Wer schon einmal in Amsterdam war, weiß: Auch Fahrräder können – ob man es glaubt oder nicht – manchmal ähnliche Probleme wie Autos schaffen. Was die beiden Fortbewegungsmittel beispielsweise eint: der Platzmangel. Zumindest dann, wenn ein Großteil der Stadt auf dem Drahtesel sitzt und auf ihn setzt.
Mehr Räder als Köpfe
Um überfüllte Fahrradabstellplätze am Amsterdamer Hauptbahnhof zu entlasten, wird in der niederländischen Hauptstadt nun eine Unterwasser-Fahrradgarage eröffnet. 7000 Fahrräder werden dort ab 26. Jänner Platz finden und in der Untergrund "verbannt". Die Verkehrslösung ist dringend nötig. Das Fahrrad ist das beliebteste Fortbewegungsmittel in den Niederlanden. 36 Prozent der Strecken werden mit dem Drahtesel zurückgelegt, im Land gibt es mehr Räder als Köpfe, sprich: 23,4 Millionen Fahrräder und 17,8 Millionen Menschen. Besonders beliebt ist das "fiets", so das Fahrrad auf Niederländisch, in Amsterdam. Die Stadt zählt über eine halbe Million Fahrten pro Tag.
Das führt natürlich, neben wünschenswerten Effekten wie weniger CO₂-Emissionen oder leisere Straßen, auch zu Herausforderungen: Auch wenn die Bikes nur ein Zehntel des Platzes eines geparkten SUV benötigen, wird der Platz mancherorts eng. Als Reaktion auf den Platzmangel reagierte die niederländische Stadt Utrecht bereits 2019 mit dem Bau eines gigantischen Fahrradparkhauses am Bahnhof Utrecht Centraal. Mit 12.500 Stellplätzen ist die Garage das größte Fahrradparkhaus der Welt.

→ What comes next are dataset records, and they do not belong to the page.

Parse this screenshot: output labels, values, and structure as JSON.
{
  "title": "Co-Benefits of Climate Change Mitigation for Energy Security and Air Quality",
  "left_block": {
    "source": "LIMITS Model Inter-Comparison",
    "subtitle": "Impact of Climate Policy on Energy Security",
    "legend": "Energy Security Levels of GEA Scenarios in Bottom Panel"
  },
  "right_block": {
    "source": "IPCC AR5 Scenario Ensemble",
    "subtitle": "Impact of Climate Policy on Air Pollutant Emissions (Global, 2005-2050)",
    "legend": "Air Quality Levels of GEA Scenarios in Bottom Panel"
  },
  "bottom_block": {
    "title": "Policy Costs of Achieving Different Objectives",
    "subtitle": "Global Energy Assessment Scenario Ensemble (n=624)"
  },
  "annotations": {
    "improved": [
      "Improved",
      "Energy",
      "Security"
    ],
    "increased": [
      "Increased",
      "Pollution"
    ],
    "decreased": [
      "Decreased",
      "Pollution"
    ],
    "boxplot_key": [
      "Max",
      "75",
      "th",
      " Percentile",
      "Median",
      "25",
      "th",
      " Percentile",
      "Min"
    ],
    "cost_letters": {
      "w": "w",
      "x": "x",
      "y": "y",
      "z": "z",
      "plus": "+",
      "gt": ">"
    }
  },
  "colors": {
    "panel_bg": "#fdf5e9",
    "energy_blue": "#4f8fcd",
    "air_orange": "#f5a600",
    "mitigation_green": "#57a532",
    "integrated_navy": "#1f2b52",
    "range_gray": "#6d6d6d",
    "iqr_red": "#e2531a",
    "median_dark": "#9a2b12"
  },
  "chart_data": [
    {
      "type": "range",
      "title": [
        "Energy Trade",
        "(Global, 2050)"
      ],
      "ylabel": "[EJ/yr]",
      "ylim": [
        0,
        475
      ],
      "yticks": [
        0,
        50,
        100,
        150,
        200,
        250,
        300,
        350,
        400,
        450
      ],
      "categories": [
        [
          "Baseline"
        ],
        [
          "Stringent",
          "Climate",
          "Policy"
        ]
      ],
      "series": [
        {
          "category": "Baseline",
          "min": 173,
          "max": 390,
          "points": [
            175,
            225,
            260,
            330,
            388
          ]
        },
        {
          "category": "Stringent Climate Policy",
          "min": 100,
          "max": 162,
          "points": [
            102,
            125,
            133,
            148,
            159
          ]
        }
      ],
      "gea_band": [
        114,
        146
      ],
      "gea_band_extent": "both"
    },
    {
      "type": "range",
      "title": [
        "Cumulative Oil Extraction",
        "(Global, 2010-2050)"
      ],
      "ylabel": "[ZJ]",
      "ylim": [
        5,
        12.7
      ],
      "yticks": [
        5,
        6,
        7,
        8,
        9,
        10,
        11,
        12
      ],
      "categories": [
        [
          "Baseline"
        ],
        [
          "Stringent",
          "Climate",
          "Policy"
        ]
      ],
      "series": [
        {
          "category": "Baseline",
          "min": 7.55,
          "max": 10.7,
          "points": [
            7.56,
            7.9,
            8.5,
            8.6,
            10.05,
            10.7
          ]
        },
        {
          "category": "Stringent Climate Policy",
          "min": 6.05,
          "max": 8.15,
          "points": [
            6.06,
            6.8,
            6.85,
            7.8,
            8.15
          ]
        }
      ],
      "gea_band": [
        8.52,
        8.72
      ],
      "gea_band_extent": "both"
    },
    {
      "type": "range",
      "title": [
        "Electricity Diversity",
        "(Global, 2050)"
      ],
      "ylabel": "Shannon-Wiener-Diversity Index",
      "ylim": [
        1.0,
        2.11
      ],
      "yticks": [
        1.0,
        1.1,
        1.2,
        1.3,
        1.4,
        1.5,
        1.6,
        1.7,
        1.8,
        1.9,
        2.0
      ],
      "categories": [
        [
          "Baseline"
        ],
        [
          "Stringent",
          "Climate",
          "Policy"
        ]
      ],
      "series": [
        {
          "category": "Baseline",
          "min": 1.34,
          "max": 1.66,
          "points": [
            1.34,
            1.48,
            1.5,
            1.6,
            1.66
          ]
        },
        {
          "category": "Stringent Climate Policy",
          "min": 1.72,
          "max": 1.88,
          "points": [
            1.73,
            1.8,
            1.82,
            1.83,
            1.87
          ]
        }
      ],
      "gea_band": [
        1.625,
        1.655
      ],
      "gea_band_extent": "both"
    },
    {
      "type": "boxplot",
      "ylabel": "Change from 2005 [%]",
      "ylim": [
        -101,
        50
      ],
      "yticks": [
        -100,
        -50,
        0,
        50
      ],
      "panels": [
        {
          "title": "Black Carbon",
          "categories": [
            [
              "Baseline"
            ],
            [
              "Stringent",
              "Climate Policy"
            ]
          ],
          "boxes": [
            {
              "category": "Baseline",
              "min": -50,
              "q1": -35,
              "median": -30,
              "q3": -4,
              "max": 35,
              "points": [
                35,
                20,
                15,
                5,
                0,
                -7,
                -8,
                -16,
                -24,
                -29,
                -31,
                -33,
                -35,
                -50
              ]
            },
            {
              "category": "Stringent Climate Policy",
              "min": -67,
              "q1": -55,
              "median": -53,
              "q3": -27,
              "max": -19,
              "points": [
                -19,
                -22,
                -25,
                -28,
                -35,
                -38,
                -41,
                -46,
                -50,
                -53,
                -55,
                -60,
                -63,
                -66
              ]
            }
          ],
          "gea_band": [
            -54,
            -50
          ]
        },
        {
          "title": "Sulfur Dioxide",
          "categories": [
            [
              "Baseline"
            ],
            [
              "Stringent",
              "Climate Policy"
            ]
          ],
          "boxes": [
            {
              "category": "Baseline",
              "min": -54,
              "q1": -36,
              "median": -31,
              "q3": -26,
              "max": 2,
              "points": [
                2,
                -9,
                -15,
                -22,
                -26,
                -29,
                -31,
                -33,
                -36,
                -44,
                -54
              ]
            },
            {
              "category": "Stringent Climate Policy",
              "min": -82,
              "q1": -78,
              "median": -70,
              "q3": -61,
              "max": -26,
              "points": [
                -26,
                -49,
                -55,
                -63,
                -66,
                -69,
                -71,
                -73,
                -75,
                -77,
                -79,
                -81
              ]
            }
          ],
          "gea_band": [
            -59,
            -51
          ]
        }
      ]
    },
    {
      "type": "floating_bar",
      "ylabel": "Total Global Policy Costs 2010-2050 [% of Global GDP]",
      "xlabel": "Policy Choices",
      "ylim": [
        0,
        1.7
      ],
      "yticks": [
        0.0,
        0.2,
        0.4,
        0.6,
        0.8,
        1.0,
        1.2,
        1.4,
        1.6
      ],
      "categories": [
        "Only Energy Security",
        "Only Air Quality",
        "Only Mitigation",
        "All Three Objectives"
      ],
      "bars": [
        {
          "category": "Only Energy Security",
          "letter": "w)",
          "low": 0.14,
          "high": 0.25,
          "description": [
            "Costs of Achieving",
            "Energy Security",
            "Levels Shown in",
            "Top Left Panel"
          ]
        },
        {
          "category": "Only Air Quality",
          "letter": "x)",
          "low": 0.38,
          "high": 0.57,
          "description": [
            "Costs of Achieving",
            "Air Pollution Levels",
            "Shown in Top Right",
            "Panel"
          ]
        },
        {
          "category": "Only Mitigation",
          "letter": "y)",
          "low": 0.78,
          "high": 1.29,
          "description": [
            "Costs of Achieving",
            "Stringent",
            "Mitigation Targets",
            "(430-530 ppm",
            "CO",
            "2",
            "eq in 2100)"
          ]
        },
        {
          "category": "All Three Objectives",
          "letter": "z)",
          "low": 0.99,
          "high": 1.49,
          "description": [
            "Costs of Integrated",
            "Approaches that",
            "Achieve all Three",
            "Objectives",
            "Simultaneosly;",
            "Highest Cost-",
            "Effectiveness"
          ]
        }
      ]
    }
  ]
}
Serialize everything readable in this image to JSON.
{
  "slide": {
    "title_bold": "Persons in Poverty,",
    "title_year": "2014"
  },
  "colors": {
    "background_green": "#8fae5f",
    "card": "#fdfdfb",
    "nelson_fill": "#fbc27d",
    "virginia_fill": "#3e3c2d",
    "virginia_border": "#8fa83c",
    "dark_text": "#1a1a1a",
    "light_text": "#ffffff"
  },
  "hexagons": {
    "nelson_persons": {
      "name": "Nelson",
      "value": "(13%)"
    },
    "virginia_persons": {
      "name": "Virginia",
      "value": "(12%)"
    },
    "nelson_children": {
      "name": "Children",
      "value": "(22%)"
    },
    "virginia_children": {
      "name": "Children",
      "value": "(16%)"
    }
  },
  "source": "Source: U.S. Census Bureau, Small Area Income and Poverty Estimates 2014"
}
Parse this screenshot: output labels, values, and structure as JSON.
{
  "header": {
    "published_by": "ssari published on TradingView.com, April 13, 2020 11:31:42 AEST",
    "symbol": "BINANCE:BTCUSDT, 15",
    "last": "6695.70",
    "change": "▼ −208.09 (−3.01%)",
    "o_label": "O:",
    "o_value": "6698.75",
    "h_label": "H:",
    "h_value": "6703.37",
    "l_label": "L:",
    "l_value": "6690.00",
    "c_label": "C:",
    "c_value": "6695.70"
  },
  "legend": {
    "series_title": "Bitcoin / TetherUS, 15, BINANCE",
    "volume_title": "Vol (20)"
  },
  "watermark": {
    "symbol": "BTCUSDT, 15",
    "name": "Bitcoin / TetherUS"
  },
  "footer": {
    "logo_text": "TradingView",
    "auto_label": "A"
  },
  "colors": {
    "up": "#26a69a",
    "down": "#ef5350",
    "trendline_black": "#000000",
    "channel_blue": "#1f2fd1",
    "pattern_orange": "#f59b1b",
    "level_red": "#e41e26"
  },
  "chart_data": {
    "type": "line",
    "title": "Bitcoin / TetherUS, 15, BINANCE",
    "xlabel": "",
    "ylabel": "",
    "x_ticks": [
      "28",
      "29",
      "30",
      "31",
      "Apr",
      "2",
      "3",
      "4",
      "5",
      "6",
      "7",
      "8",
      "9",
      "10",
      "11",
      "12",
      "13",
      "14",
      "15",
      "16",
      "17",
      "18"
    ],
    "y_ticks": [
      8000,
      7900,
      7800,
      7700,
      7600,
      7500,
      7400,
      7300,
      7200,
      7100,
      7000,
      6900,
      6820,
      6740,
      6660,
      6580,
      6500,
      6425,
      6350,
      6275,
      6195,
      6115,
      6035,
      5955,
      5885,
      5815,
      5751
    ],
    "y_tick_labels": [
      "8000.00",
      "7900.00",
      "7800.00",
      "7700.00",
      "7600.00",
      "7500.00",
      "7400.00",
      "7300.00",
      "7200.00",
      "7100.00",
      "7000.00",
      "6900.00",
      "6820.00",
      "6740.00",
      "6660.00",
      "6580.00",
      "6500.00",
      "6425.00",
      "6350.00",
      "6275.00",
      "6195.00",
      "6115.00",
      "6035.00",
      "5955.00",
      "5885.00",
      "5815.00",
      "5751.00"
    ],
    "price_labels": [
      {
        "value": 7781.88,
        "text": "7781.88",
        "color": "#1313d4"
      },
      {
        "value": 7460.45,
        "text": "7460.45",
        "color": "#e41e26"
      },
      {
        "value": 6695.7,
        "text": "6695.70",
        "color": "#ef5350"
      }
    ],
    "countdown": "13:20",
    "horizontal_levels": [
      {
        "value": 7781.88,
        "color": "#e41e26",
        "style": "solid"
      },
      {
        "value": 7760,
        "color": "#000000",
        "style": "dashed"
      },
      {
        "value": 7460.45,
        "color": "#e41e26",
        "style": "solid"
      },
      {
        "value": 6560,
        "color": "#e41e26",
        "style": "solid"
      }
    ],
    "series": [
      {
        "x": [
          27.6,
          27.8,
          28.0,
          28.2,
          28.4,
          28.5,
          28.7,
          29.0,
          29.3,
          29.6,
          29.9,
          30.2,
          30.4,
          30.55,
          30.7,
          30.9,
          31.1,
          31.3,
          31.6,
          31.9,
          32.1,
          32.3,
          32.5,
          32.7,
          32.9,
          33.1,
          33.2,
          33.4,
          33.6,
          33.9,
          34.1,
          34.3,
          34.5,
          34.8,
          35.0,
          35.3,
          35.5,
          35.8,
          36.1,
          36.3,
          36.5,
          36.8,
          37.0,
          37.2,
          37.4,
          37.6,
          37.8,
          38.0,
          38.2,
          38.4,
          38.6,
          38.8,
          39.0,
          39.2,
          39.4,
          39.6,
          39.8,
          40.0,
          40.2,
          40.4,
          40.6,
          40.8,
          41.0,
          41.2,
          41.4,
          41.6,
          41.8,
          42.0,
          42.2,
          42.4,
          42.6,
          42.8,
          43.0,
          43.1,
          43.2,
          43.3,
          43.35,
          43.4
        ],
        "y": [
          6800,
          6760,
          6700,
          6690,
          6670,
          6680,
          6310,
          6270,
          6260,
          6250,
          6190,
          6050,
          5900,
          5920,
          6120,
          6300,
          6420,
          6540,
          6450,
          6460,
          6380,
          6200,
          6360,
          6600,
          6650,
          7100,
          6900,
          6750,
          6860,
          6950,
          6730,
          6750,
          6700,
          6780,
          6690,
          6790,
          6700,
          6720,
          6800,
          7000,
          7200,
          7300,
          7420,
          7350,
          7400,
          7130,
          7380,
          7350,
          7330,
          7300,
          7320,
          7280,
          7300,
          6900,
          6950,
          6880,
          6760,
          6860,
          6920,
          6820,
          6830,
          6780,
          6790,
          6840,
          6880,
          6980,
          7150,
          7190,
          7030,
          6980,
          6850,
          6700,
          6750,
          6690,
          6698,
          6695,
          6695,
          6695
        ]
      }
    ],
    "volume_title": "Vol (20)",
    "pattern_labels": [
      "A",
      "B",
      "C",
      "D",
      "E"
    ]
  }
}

60 Millionen Euro-Bauprojekt
Auch am Vorplatz des Amsterdamer Hauptbahnhofs wird nun Abhilfe geschaffen. Hunderte abgestellte Räder – einige davon herrenlos und verrostet – sorgen bei Anrainern für Ärger. Denn wichtiger öffentlicher Raum wird Fußgängern, Touristen und Menschen mit Behinderungen dadurch vorenthalten. Der Platz wurde zum Symbol der Verkehrswende – im Positiven wie im Negativen Sinn.
Nach vier Jahren Bauzeit wird das Unterwasser-Bauprojekt Ende Jänner fertiggestellt. Fahrräder können dort für 24 Stunden kostenlos abgestellt werden. Jeder weiterer Tag kostet 1,35 Euro. Gekostet hat die Fertigstellung, samt Ablassens eines Wassersees vor dem Bahnhof, 60 Millionen Euro.
"Es ist ein schönes Projekt, weil es kein Fahrradprojekt ist", sagte der Direktor des Urban Cycling Institute an der Universität Amsterdam, Marco te Brömmelstroet, gegenüber dem "Guardian". "Es macht den wahren (und oft unsichtbaren) Erfolgsfaktor der niederländischen Mobilitäts- und Raumpolitik sichtbar: die Fahrrad-Zug-Kombination." Laut dem Mobilitätsexperten sei das Bauprojekt ein Beispiel für eine gelegene Verkehrswende, die nun einen weiteren Schritt Richtung Modernisierung vollziehe.
Bei der Unterwasser-Garage geht es nämlich neben der Beseitigung von Platzmängeln auch darum, Radfahrer und Radfahrerinnen auf der "letzten Meile" zu unterstützen, sprich: den Pendler-Verkehr mit Rad und Zug zu fördern.